Жильцы вставали поздно, когда Телегин приходил с завода завтракать, и не спеша принимались каждый за свои занятия. Антошка Арнольдов уезжал на трамвае на Невский, в кофейню, где узнавал новости, затем — в редакцию. Валет обычно садился писать свой автопортрет. Сапожков запирался на ключ — работать, — готовил речи и статьи о новом искусстве. Жиров пробирался к Елизавете Киевне и мягким, мяукающим голосом обсуждал с ней вопросы жизни. Он писал стихи, но из самолюбия никому их не показывал.

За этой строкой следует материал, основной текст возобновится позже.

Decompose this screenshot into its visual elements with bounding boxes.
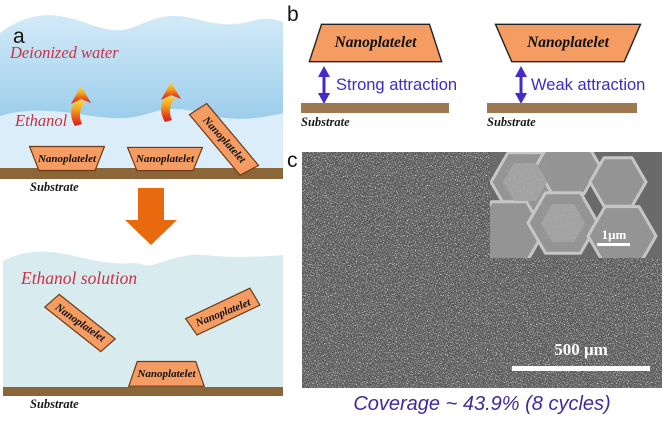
substrate-label: Substrate <box>30 397 79 411</box>
panel-label-b: b <box>287 3 299 26</box>
inset-scale-bar <box>597 243 630 246</box>
nanoplatelet-label: Nanoplatelet <box>527 34 609 51</box>
main-scale-bar-label: 500 μm <box>554 340 608 359</box>
substrate-bar <box>0 168 283 179</box>
nanoplatelet: Nanoplatelet <box>28 145 106 172</box>
sem-image <box>302 152 662 388</box>
substrate-bar <box>301 103 449 113</box>
nanoplatelet: Nanoplatelet <box>186 100 262 180</box>
nanoplatelet-shape-icon <box>128 360 205 387</box>
nanoplatelet-label: Nanoplatelet <box>137 367 196 380</box>
substrate-label: Substrate <box>301 115 350 129</box>
nanoplatelet: Nanoplatelet <box>126 146 204 172</box>
nanoplatelet-shape-icon <box>186 100 262 180</box>
nanoplatelet-shape-icon <box>126 146 204 172</box>
sem-inset <box>490 152 662 258</box>
substrate-label: Substrate <box>487 115 536 129</box>
ethanol-label: Ethanol <box>15 111 68 130</box>
substrate-bar <box>3 387 283 396</box>
attraction-arrow-icon <box>318 66 330 104</box>
nanoplatelet: Nanoplatelet <box>494 22 642 64</box>
coverage-caption: Coverage ~ 43.9% (8 cycles) <box>353 393 611 415</box>
main-scale-bar <box>512 366 650 371</box>
nanoplatelet-label: Nanoplatelet <box>334 34 417 51</box>
nanoplatelet-shape-icon <box>494 22 642 64</box>
nanoplatelet-shape-icon <box>184 287 262 338</box>
deionized-water-label: Deionized water <box>10 43 119 62</box>
nanoplatelet-label: Nanoplatelet <box>37 152 97 165</box>
nanoplatelet: Nanoplatelet <box>308 22 443 64</box>
nanoplatelet-shape-icon <box>308 22 443 64</box>
ethanol-solution-label: Ethanol solution <box>21 268 138 288</box>
substrate-label: Substrate <box>30 180 79 194</box>
strong-attraction-label: Strong attraction <box>336 76 458 94</box>
ethanol-solution-diagram <box>3 251 283 396</box>
weak-attraction-label: Weak attraction <box>531 76 646 94</box>
panel-label-a: a <box>13 25 25 48</box>
nanoplatelet-shape-icon <box>28 145 106 172</box>
down-arrow-icon <box>125 188 177 245</box>
nanoplatelet: Nanoplatelet <box>41 291 118 356</box>
nanoplatelet-label: Nanoplatelet <box>135 153 195 165</box>
nanoplatelet-shape-icon <box>41 291 118 356</box>
panel-label-c: c <box>287 149 298 172</box>
inset-scale-bar-label: 1μm <box>601 227 627 242</box>
attraction-arrow-icon <box>515 66 527 104</box>
nanoplatelet: Nanoplatelet <box>128 360 205 387</box>
ethanol-solution-region <box>3 251 283 388</box>
nanoplatelet: Nanoplatelet <box>184 287 262 338</box>
substrate-bar <box>487 103 637 113</box>
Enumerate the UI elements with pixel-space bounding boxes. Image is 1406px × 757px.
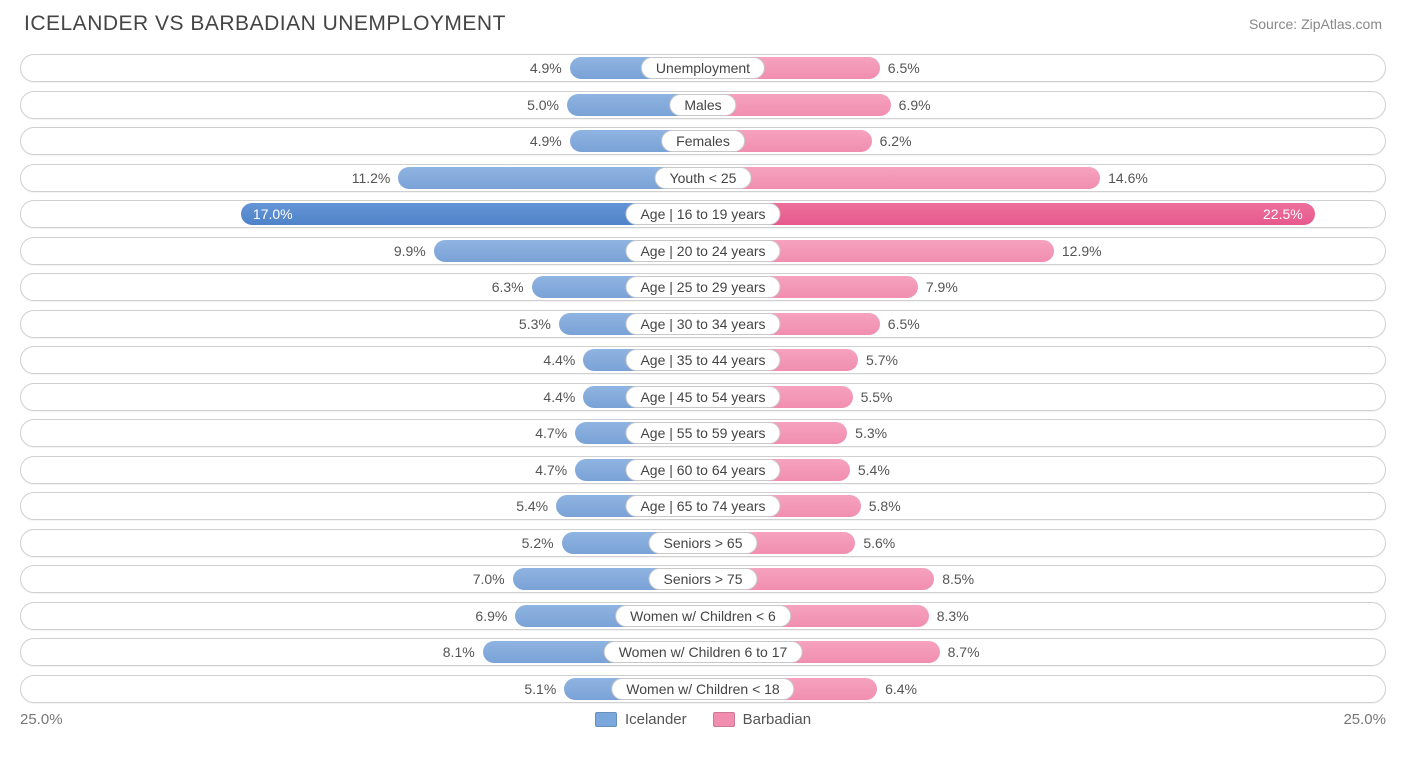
value-icelander: 4.4% [543, 352, 575, 368]
value-icelander: 9.9% [394, 243, 426, 259]
category-label: Unemployment [641, 57, 765, 79]
value-icelander: 7.0% [473, 571, 505, 587]
value-icelander: 4.4% [543, 389, 575, 405]
value-barbadian: 6.9% [899, 97, 931, 113]
value-icelander: 5.4% [516, 498, 548, 514]
chart-row: 4.9% 6.2% Females [20, 127, 1386, 155]
chart-row: 5.3% 6.5% Age | 30 to 34 years [20, 310, 1386, 338]
chart-row: 6.3% 7.9% Age | 25 to 29 years [20, 273, 1386, 301]
category-label: Females [661, 130, 745, 152]
value-barbadian: 8.5% [942, 571, 974, 587]
value-barbadian: 6.4% [885, 681, 917, 697]
category-label: Seniors > 75 [649, 568, 758, 590]
legend-item-barbadian: Barbadian [713, 711, 811, 728]
value-barbadian: 8.7% [948, 644, 980, 660]
category-label: Age | 60 to 64 years [625, 459, 780, 481]
chart-legend: Icelander Barbadian [595, 711, 811, 728]
category-label: Women w/ Children < 18 [611, 678, 794, 700]
legend-label-barbadian: Barbadian [743, 711, 811, 728]
chart-row: 7.0% 8.5% Seniors > 75 [20, 565, 1386, 593]
chart-title: ICELANDER VS BARBADIAN UNEMPLOYMENT [24, 12, 506, 36]
value-barbadian: 5.5% [861, 389, 893, 405]
chart-row: 17.0% 22.5% Age | 16 to 19 years [20, 200, 1386, 228]
value-barbadian: 7.9% [926, 279, 958, 295]
chart-row: 5.1% 6.4% Women w/ Children < 18 [20, 675, 1386, 703]
value-icelander: 6.9% [475, 608, 507, 624]
category-label: Women w/ Children 6 to 17 [604, 641, 803, 663]
value-barbadian: 8.3% [937, 608, 969, 624]
value-barbadian: 5.3% [855, 425, 887, 441]
axis-max-right: 25.0% [1343, 711, 1386, 728]
value-icelander: 4.9% [530, 60, 562, 76]
category-label: Age | 35 to 44 years [625, 349, 780, 371]
chart-source: Source: ZipAtlas.com [1249, 12, 1382, 32]
category-label: Age | 55 to 59 years [625, 422, 780, 444]
chart-row: 4.4% 5.5% Age | 45 to 54 years [20, 383, 1386, 411]
category-label: Age | 65 to 74 years [625, 495, 780, 517]
category-label: Age | 20 to 24 years [625, 240, 780, 262]
axis-max-left: 25.0% [20, 711, 63, 728]
value-icelander: 4.7% [535, 462, 567, 478]
legend-swatch-barbadian [713, 712, 735, 727]
chart-row: 8.1% 8.7% Women w/ Children 6 to 17 [20, 638, 1386, 666]
category-label: Age | 45 to 54 years [625, 386, 780, 408]
legend-swatch-icelander [595, 712, 617, 727]
chart-row: 6.9% 8.3% Women w/ Children < 6 [20, 602, 1386, 630]
value-icelander: 4.7% [535, 425, 567, 441]
category-label: Women w/ Children < 6 [615, 605, 791, 627]
value-barbadian: 5.7% [866, 352, 898, 368]
value-icelander: 4.9% [530, 133, 562, 149]
chart-header: ICELANDER VS BARBADIAN UNEMPLOYMENT Sour… [20, 12, 1386, 36]
value-barbadian: 22.5% [1263, 206, 1303, 222]
value-icelander: 5.3% [519, 316, 551, 332]
value-icelander: 17.0% [253, 206, 293, 222]
legend-item-icelander: Icelander [595, 711, 687, 728]
category-label: Age | 30 to 34 years [625, 313, 780, 335]
chart-row: 4.7% 5.3% Age | 55 to 59 years [20, 419, 1386, 447]
chart-row: 4.4% 5.7% Age | 35 to 44 years [20, 346, 1386, 374]
category-label: Youth < 25 [655, 167, 752, 189]
value-barbadian: 5.6% [863, 535, 895, 551]
category-label: Age | 16 to 19 years [625, 203, 780, 225]
value-icelander: 5.2% [522, 535, 554, 551]
chart-container: ICELANDER VS BARBADIAN UNEMPLOYMENT Sour… [0, 0, 1406, 757]
category-label: Males [669, 94, 736, 116]
value-barbadian: 6.5% [888, 316, 920, 332]
value-icelander: 5.1% [524, 681, 556, 697]
chart-footer: 25.0% Icelander Barbadian 25.0% [20, 711, 1386, 728]
value-barbadian: 14.6% [1108, 170, 1148, 186]
value-barbadian: 6.2% [880, 133, 912, 149]
chart-row: 4.9% 6.5% Unemployment [20, 54, 1386, 82]
chart-row: 11.2% 14.6% Youth < 25 [20, 164, 1386, 192]
chart-row: 4.7% 5.4% Age | 60 to 64 years [20, 456, 1386, 484]
category-label: Age | 25 to 29 years [625, 276, 780, 298]
value-icelander: 6.3% [492, 279, 524, 295]
chart-row: 9.9% 12.9% Age | 20 to 24 years [20, 237, 1386, 265]
chart-row: 5.4% 5.8% Age | 65 to 74 years [20, 492, 1386, 520]
bar-barbadian [703, 167, 1100, 189]
bar-barbadian [703, 203, 1315, 225]
value-icelander: 8.1% [443, 644, 475, 660]
value-icelander: 5.0% [527, 97, 559, 113]
value-barbadian: 5.8% [869, 498, 901, 514]
legend-label-icelander: Icelander [625, 711, 687, 728]
chart-row: 5.0% 6.9% Males [20, 91, 1386, 119]
chart-row: 5.2% 5.6% Seniors > 65 [20, 529, 1386, 557]
value-barbadian: 12.9% [1062, 243, 1102, 259]
value-icelander: 11.2% [352, 170, 391, 186]
value-barbadian: 5.4% [858, 462, 890, 478]
diverging-bar-chart: 4.9% 6.5% Unemployment 5.0% 6.9% Males 4.9% 6.2… [20, 54, 1386, 703]
category-label: Seniors > 65 [649, 532, 758, 554]
value-barbadian: 6.5% [888, 60, 920, 76]
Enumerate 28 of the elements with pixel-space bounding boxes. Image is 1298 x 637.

Елизавета Киевна считала его гениальным.
Елизавета Киевна, кроме разговоров с Жировым и другими жильцами, занималась вязанием из разноцветной шерсти длинных полос, не имеющих определенного назначения, причем пела грудным, сильным и фальшивым голосом украинские песни, или устраивала себе необыкновенные прически, или, бросив петь и распустив волосы, ложилась на кровать с книгой, — засасывалась в чтение до головных болей. Елизавета Киевна была красивая, рослая и румяная девушка, с близорукими, точно нарисованными глазами и одевавшаяся с таким безвкусием, что ее ругали за это даже телегинские жильцы.